The Lord your God will raise up for you a prophet like me from among your own people; you shall heed such a prophet. This is what you requested of the Lord your God at Horeb on the day of the assembly when you said: “If I hear the voice of the Lord my God any more, or ever again see this great fire, I will die.” Then the Lord replied to me: “They are right in what they have said. I will raise up for them a prophet like you from among their own people; I will put my words in the mouth of the prophet, who shall speak to them everything that I command. Anyone who does not heed the words that the prophet shall speak in my name, I myself will hold accountable. But any prophet who speaks in the name of other gods, or who presumes to speak in my name a word that I have not commanded the prophet to speak—that prophet shall die.”(NRSV)

This happens sometimes. The text for the devotion seems to stop just before the key verse in the passage. In the text we get the news that there will be prophets after Moses. Yay for prophets. And then we hear that anyone who doesn’t listen to these prophets will be held accountable. Well, OK, fair enough I guess. And then it goes on to say that a person who claims to be a prophet but is not in fact speaking for God should die.
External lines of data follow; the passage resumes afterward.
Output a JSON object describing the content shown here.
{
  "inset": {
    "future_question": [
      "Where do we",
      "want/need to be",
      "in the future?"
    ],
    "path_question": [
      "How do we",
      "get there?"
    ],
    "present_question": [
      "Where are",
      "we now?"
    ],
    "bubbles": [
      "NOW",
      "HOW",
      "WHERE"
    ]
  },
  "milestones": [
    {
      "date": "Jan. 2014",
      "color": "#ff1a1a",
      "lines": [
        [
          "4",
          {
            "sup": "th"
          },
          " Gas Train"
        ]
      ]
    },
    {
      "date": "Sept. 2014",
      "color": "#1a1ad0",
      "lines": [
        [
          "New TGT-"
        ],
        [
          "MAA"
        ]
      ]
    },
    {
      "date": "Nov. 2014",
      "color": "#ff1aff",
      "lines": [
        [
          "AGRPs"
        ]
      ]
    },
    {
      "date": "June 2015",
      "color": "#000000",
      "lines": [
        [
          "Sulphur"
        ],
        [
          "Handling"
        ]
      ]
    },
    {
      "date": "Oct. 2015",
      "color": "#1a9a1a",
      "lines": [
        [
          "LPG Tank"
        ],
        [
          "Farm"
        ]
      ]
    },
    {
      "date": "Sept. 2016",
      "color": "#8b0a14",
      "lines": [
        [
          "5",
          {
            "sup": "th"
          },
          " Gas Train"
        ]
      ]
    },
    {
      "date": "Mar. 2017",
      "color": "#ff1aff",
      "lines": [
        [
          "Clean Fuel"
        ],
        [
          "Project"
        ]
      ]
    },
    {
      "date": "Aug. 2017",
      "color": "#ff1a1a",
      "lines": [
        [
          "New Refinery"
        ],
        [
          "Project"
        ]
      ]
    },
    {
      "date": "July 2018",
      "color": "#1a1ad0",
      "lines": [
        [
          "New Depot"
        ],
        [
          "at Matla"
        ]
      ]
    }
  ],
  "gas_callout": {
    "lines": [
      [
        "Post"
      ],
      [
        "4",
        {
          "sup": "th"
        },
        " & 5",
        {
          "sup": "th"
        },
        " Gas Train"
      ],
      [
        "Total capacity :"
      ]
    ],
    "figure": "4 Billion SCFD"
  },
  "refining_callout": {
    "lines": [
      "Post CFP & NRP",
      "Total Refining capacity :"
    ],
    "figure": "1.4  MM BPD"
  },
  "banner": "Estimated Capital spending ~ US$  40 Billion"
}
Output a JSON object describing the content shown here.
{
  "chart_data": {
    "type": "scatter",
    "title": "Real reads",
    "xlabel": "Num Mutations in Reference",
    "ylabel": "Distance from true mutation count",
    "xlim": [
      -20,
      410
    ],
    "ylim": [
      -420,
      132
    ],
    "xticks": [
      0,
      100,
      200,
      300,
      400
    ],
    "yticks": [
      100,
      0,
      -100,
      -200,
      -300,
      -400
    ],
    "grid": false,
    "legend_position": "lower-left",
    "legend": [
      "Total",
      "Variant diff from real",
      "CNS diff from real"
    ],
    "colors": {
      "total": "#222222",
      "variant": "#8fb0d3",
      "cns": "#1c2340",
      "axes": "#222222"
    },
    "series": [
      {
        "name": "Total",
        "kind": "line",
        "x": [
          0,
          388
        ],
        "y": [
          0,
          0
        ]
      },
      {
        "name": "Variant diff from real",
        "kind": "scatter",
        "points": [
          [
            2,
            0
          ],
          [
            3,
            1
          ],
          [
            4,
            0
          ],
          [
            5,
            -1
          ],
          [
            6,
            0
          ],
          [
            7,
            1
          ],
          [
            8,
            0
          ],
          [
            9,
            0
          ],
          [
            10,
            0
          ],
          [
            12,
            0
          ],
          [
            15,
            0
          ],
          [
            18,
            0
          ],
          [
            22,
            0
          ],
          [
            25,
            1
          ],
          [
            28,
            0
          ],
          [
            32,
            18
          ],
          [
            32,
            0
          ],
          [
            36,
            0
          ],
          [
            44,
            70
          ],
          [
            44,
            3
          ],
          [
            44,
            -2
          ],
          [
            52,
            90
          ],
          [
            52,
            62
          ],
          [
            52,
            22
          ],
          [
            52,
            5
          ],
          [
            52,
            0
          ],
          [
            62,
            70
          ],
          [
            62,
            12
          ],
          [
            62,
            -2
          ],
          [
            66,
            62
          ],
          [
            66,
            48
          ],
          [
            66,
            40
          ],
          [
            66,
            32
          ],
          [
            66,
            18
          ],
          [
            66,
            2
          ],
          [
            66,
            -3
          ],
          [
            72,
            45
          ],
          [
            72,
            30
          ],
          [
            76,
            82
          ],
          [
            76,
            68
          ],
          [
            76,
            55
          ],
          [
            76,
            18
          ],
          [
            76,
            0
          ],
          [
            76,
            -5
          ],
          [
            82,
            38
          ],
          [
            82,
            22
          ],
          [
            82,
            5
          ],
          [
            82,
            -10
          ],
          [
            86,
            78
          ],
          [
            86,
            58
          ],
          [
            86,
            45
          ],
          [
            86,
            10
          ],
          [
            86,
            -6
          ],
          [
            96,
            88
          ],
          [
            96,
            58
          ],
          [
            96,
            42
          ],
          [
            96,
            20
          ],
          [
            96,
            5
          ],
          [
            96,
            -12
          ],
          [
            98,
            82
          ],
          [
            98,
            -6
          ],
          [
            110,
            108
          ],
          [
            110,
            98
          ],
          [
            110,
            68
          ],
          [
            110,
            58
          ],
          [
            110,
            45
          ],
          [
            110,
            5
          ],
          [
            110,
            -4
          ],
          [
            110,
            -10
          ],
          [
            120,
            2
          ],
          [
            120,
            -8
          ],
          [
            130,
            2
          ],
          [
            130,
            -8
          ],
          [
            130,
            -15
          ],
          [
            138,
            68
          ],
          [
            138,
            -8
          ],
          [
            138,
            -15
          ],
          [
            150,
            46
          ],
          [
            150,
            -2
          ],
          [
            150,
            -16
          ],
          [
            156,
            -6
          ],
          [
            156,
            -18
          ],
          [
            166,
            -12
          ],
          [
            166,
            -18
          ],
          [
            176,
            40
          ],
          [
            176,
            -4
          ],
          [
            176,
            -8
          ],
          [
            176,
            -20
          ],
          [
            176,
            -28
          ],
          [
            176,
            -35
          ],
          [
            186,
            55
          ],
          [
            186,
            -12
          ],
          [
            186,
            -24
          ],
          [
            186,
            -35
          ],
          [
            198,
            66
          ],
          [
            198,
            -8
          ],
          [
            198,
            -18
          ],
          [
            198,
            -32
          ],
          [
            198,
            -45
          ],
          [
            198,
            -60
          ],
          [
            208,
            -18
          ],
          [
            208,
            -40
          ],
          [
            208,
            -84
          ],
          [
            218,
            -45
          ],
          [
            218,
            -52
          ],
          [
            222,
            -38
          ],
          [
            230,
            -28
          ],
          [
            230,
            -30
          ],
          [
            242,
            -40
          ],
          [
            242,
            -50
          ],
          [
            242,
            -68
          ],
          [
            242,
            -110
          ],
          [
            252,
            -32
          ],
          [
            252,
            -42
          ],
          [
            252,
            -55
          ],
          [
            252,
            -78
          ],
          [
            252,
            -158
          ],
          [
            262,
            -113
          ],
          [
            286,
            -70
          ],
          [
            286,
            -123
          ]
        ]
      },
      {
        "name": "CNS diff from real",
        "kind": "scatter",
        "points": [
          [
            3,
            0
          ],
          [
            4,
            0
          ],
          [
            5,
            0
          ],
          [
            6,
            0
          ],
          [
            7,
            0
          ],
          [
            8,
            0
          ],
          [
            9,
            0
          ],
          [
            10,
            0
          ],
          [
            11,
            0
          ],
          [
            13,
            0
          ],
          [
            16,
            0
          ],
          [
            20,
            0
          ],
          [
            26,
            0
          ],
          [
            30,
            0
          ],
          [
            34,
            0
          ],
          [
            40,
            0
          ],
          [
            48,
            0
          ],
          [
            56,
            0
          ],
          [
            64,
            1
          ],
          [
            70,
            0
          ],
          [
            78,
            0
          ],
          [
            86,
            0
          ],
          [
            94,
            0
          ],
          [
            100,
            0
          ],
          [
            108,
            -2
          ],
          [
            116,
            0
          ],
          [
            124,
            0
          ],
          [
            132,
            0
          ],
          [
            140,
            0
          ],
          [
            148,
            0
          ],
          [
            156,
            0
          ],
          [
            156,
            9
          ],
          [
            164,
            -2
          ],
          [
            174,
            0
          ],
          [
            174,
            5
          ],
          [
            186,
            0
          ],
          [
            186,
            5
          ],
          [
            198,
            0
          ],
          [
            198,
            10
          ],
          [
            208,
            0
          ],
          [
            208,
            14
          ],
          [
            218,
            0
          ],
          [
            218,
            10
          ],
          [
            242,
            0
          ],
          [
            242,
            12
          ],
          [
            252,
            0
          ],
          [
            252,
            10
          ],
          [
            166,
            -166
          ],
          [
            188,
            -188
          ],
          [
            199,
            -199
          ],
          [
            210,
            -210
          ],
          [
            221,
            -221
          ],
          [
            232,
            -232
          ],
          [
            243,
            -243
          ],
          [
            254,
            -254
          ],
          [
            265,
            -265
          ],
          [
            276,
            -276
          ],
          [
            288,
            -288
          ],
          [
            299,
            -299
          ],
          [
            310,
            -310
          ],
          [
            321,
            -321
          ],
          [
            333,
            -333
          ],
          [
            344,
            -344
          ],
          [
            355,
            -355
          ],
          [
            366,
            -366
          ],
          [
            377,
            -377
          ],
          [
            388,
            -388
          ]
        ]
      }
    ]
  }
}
OK, severe, but hey, Late Bronze Age, it’s a severe time.

And that’s it. That’s where the text ends. But the next verse? Given what has come before, it’s pretty darn important:

“You may say to yourself, ‘How can we recognize a word that the Lord has not spoken?’” Yeah, kind of necessary, wouldn’t you think? And the answer? Well, it says that if the thing the prophet foretold doesn’t happen, it’s not from God.

Which prompts the question: What good is a prophet if you only know that they’re a prophet in retrospect? In the end, is a prophet really just someone who gets to say “I told you so”? What good is a prophet if you don’t know they’re a prophet at the time when their prophecy would actually be useful?

Well, to the people of the time, maybe it wasn’t that useful at all, really. To us contemporary folk, though, maybe it is a little more useful, because we have the evidentiary weight that the outcome lends to the prophecy. With evidence, prophecies are more than just words. Outcomes matter. Our actions create the outcomes. Without actions that create outcomes, words are just words.

The world is full of speakers. It needs more doers to make those words meaningful.

Lord, sometimes it seems like we are always looking for prophets. Remind us that it is what we do in the present that creates the future and provides the proof that makes prophecy matter. Amen.